Green’s Dictionary of Slang

bottle-nose n.

also bottlenozzle
[its shape + the implication of drunkenness]

one who has a large, prominent nose; or a bruised nose.

[UK]W. Haughton English-Men For My Money F2: Goes the case so well signor bottle-nose?
[UK]J. Taylor Crabtree Lectures 227: Take heed of a Bottle-nose, one whose nose turnes up againe like a Shooing-horn.
[UK]N. Ward London Terraefilius I 7: Behold the Maritime Deportment of Captain Crampos [...] what a Bottle Nose.
[UK]Lancaster Gaz. 19 Dec. 4/1: With a big bottle nose and an acre of chin, / His whole physiognomy ugly as sin.
[UK][C.M. Westmacott] Mammon in London 1 85: One of those nasal execrescences which vulgar naturalists describe [as] bottle-nose [...] being extremely rubicund.
[US]G. Thompson Gay Girls of N.Y. 95: I dined with Bottlenozzle, the Russian ambassador.
[UK]C.S. Calverley ‘Gemini & Virgo’ Works (1901) 6: We met, we ‘planted’ blows on blows: [...] My rival had a bottle-nose, / & both my eyes were sable.
Dervyshire Advertiser 18 Jan. 3/1: How annoying it must be for a teetotaller to have a bottle-nose!
[US]F.H. Hart Sazerac Lying Club 160: ‘Smith?’ said the boy, ‘which Smith do you want?
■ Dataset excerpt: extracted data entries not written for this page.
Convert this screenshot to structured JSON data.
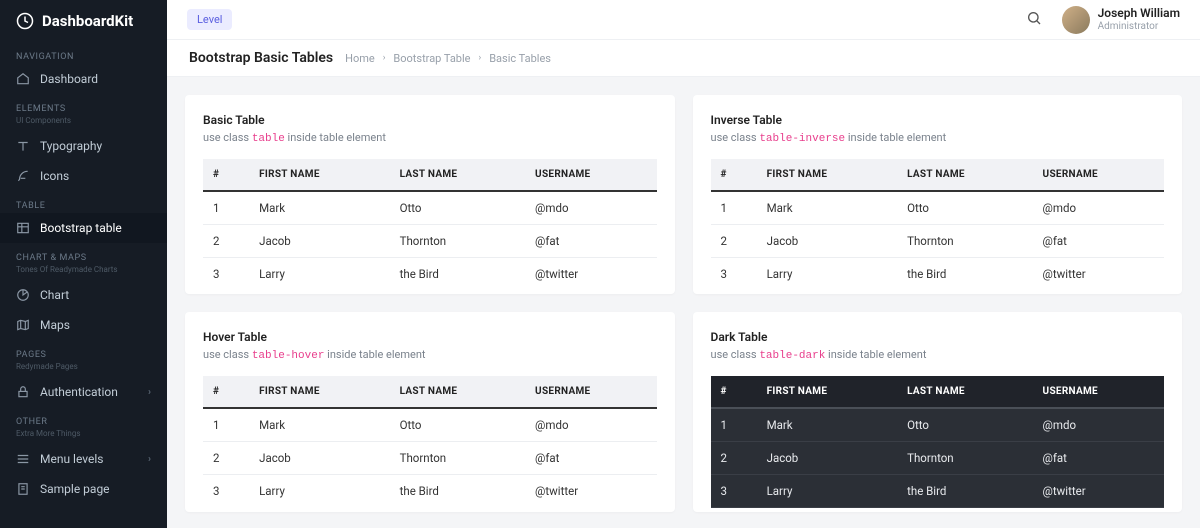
{
  "brand": "DashboardKit",
  "topbar": {
    "level_label": "Level",
    "user_name": "Joseph William",
    "user_role": "Administrator"
  },
  "breadcrumb": {
    "page_title": "Bootstrap Basic Tables",
    "items": [
      "Home",
      "Bootstrap Table",
      "Basic Tables"
    ]
  },
  "sidebar": {
    "sections": [
      {
        "label": "NAVIGATION",
        "sublabel": "",
        "items": [
          {
            "icon": "home",
            "text": "Dashboard"
          }
        ]
      },
      {
        "label": "ELEMENTS",
        "sublabel": "UI Components",
        "items": [
          {
            "icon": "type",
            "text": "Typography"
          },
          {
            "icon": "feather",
            "text": "Icons"
          }
        ]
      },
      {
        "label": "TABLE",
        "sublabel": "",
        "items": [
          {
            "icon": "table",
            "text": "Bootstrap table",
            "active": true
          }
        ]
      },
      {
        "label": "CHART & MAPS",
        "sublabel": "Tones Of Readymade Charts",
        "items": [
          {
            "icon": "pie",
            "text": "Chart"
          },
          {
            "icon": "map",
            "text": "Maps"
          }
        ]
      },
      {
        "label": "PAGES",
        "sublabel": "Redymade Pages",
        "items": [
          {
            "icon": "lock",
            "text": "Authentication",
            "chevron": true
          }
        ]
      },
      {
        "label": "OTHER",
        "sublabel": "Extra More Things",
        "items": [
          {
            "icon": "menu",
            "text": "Menu levels",
            "chevron": true
          },
          {
            "icon": "page",
            "text": "Sample page"
          }
        ]
      }
    ]
  },
  "columns": [
    "#",
    "FIRST NAME",
    "LAST NAME",
    "USERNAME"
  ],
  "rows": [
    [
      "1",
      "Mark",
      "Otto",
      "@mdo"
    ],
    [
      "2",
      "Jacob",
      "Thornton",
      "@fat"
    ],
    [
      "3",
      "Larry",
      "the Bird",
      "@twitter"
    ]
  ],
  "cards": {
    "basic": {
      "title": "Basic Table",
      "sub_pre": "use class ",
      "code": "table",
      "sub_post": " inside table element"
    },
    "inverse": {
      "title": "Inverse Table",
      "sub_pre": "use class ",
      "code": "table-inverse",
      "sub_post": " inside table element"
    },
    "hover": {
      "title": "Hover Table",
      "sub_pre": "use class ",
      "code": "table-hover",
      "sub_post": " inside table element"
    },
    "dark": {
      "title": "Dark Table",
      "sub_pre": "use class ",
      "code": "table-dark",
      "sub_post": " inside table element"
    }
  }
}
Let’s see – there’s big Smith and Little Smith [...] Bottle-nose Smith.’.
[UK]Leicester Chron. 7 June 12/2: ‘Serves you right, old bottlenose,’ said another tramp.
[UK]P.H. Emerson Signor Lippo 48: I always get a drop for me and old Bottle Nose.
[UK]W. Besant Orange Girl I 92: At forty-five his circumference is great: his neck is swollen; his cheek is red: perhaps his nose has become what is called a Bottle.
[US]Dos Passos Manhattan Transfer 29: The man with the bottle nose leaned over.